Got me the following results:

baseline = 577812, better = 577776, library = 577812

Showing better precision (matching the floating point) than you were getting with your code. Under the hood it's not doing anything terribly complicated (and doesn't work at all in 32 bits)

/* Multiplies two fixedpt numbers, returns the result. */
static inline fixedpt
fixedpt_mul(fixedpt A, fixedpt B)
{
    return (((fixedptd)A * (fixedptd)B) >> FIXEDPT_FBITS);
}


/* Divides two fixedpt numbers, returns the result. */
static inline fixedpt
fixedpt_div(fixedpt A, fixedpt B)
{
    return (((fixedptd)A << FIXEDPT_FBITS) / (fixedptd)B);
}

But it does show that you can get the precision you want. You'll just need 64 bits to do it

Answer 4

You won't get it any simpler then output = input * (range / 1073676289)

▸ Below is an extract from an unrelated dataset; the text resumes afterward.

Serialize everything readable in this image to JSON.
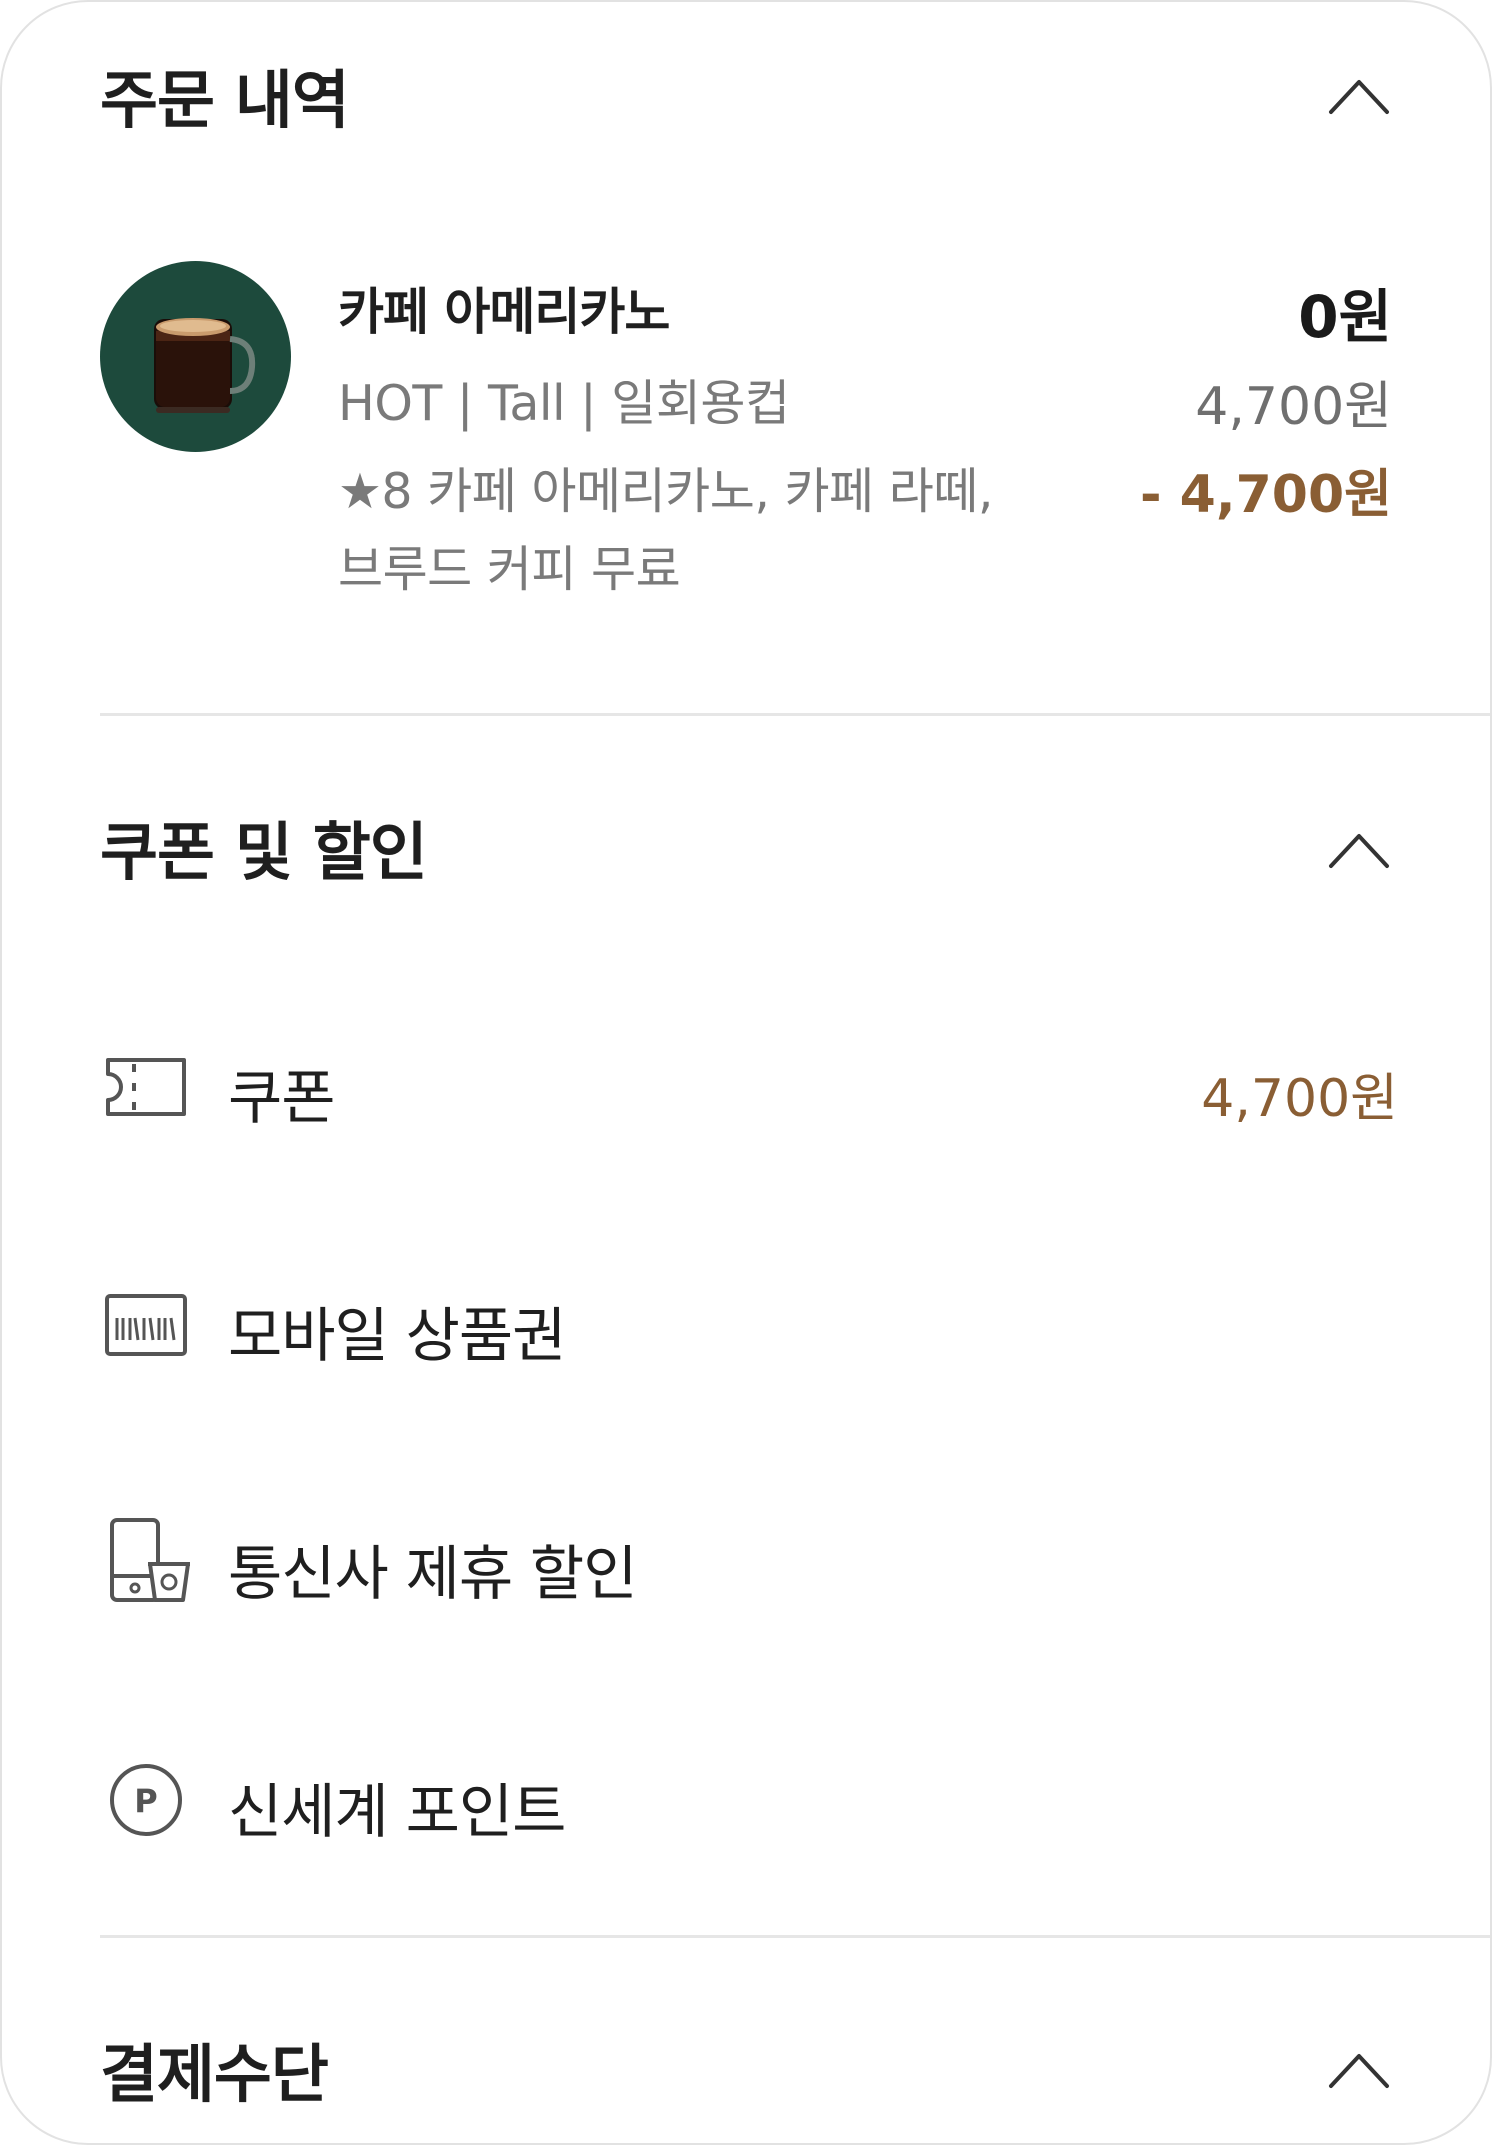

As noted below in the comments if you are restircted to integer operations then for range < 1073676289 : range / 1073676289 == 0 so you would be good to go with:

output = range < 1073676289 ? 0 : input

If that is not what you wanted and you actually want precision then

output = (input * range) / 1073676289

will be the way to go.

If you need to do a lot of those then i suggest you use double and have your compiler vectorise your operations. Precision will be ok too.